这边初月和秋鸿还在为襁褓中的婴儿争论的时候,银烛悄然垂下了把着门的手。

“主人。”

银烛浑浊的眼白带动头颅转向大厅,几百双眼睛仿佛受到驱动,似要爆裂的红血丝遍布,屋外早已按奈不住的众人,饿鬼一般不住吞咽口水,探照灯一般的眼睛直直地打进客厅。

那里,新鲜的国宴还毫无知觉。

“初月!”人群后方一声惊喜的欢呼传来,凌晓蹦得高高的,隔着围墙忍不住报喜,“我把线索带来了!”

屋内三人终于闻声向外看去。

蹦跳着的凌晓他们没注意到,屋外那一群乌泱泱的饿鬼终于暴露在她们视线里。

“银烛,你怎么又?”

比起那阵黑压压朝着室内倾轧的饿鬼,初月第一眼注意到的,是走在第一排失去意识的银烛。

除了逼她入睡外,银烛还有触发恶变的可能?

右手被一股温热的力量攥住,那人轻轻一拽,陷入恍惚沉思中的初月就歪着身子被拉进了一个怀抱。

初月回过神来,目光撞进秋鸿深不见底的眼眸里。

他的眼睛里,似有慌乱闪过。

他担心我?初月心底升起一丝喜悦,自己终于有拿捏他的时候,也算是扳回一城。

她弯起的嘴角还未成形,突觉手心一空,她紧攥的勺子手柄一滑,溜入了秋鸿的手里。

“忍一下。”

他丢下莫名其妙的一句话,勺柄在他手心一转,另一手从她手心绞上手腕,顺势一拉,初月又往他怀里进了一点。

接着她眼睁睁地看着秋鸿握着勺柄的手狠狠向下扎去。

银勺深陷,血浆喷溅,钝钝的银器边缘挤压血肉,初月手腕处的火痕里,插起一面背叛的旗帜。
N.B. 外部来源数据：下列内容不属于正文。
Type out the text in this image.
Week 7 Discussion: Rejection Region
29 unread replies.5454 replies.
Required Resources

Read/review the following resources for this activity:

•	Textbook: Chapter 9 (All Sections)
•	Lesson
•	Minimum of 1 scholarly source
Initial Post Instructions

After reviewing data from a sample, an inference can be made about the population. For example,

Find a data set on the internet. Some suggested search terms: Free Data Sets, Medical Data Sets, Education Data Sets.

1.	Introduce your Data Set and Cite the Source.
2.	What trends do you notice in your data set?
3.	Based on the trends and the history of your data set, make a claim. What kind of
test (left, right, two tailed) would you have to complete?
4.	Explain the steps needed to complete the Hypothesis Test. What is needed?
钝痛无声,初月喉心反涌,停滞的时空里,腕心的失肉之痛蚍蜉一般啃噬全身的神经。

她空着的那只手终于想起来反抗秋鸿暴君般的行为。

可初月的速度还是太慢,毫无防备的痛觉让她失去了本来敏捷的战斗力。

秋鸿手腕翻转,银勺粗钝的边缘绕着血肉钻凿,像挖冰淇淋球一般,混合着岩浆的血肉完美脱落。

秋鸿端着银勺怔怔地盯着那团耀眼的褐红宝物,无意识松开箍着她手腕的手,像扔掉没用的包装袋一样,初月脱力摔在地上。

初月亲眼看到,秋鸿的眼睛像屋外的探照灯们一样,强烈地闪了闪,他喉结上下翻滚,他似在忍耐,但仍不受理智控制,他好像一个夺取了王冠的篡位者,想要得到众人的跪拜。

可屋外的那群饿鬼,同样是觊觎王冠的贼心旺盛者。

处于他们觊觎的目光下,初月感觉自己同时被几百个几千瓦的大灯照射。

身处前有狼后有虎的险境里,初月终于孤身一人没有退路。

她趁所有人的注意力都放在那一茶匙岩浆上时,悄无声息地抽出腰间的蛇鞭,打算带着袅袅破图重围。

初月长鞭一挥,在对着秋鸿的脸打出一个响鞭,趁机拽住江泊舟的手往后退。

可这一动静,也叫醒了里里外外的饿殍,他们眸光一闪,视线下移,原本汇聚在茶匙上那一小瓢情绪值上的目光,转而瞄准了匍匐在地上,手无寸铁的移动情绪盛宴——初月的身上。

不好!初月心下大惊,这下不脱层皮很难逃脱了。

她颤抖着起身,忍住右手腕的痛楚,强行握紧蛇鞭,对准已如丧尸般包围到客厅的人们,准备拼个你死我活。

可她忘了,近在身边的秋鸿,也是个极大的不确定因素。

他突然手心一颤,像是被茶匙上岩浆的温度烫到,眸子里贪婪的光暗了下去。

他嗜血的眸子紧盯着初月身后的江泊舟,紧接着一个下跪半蹲,空着的那只手狠狠的掐住了江泊舟的下颚,逼迫他张嘴。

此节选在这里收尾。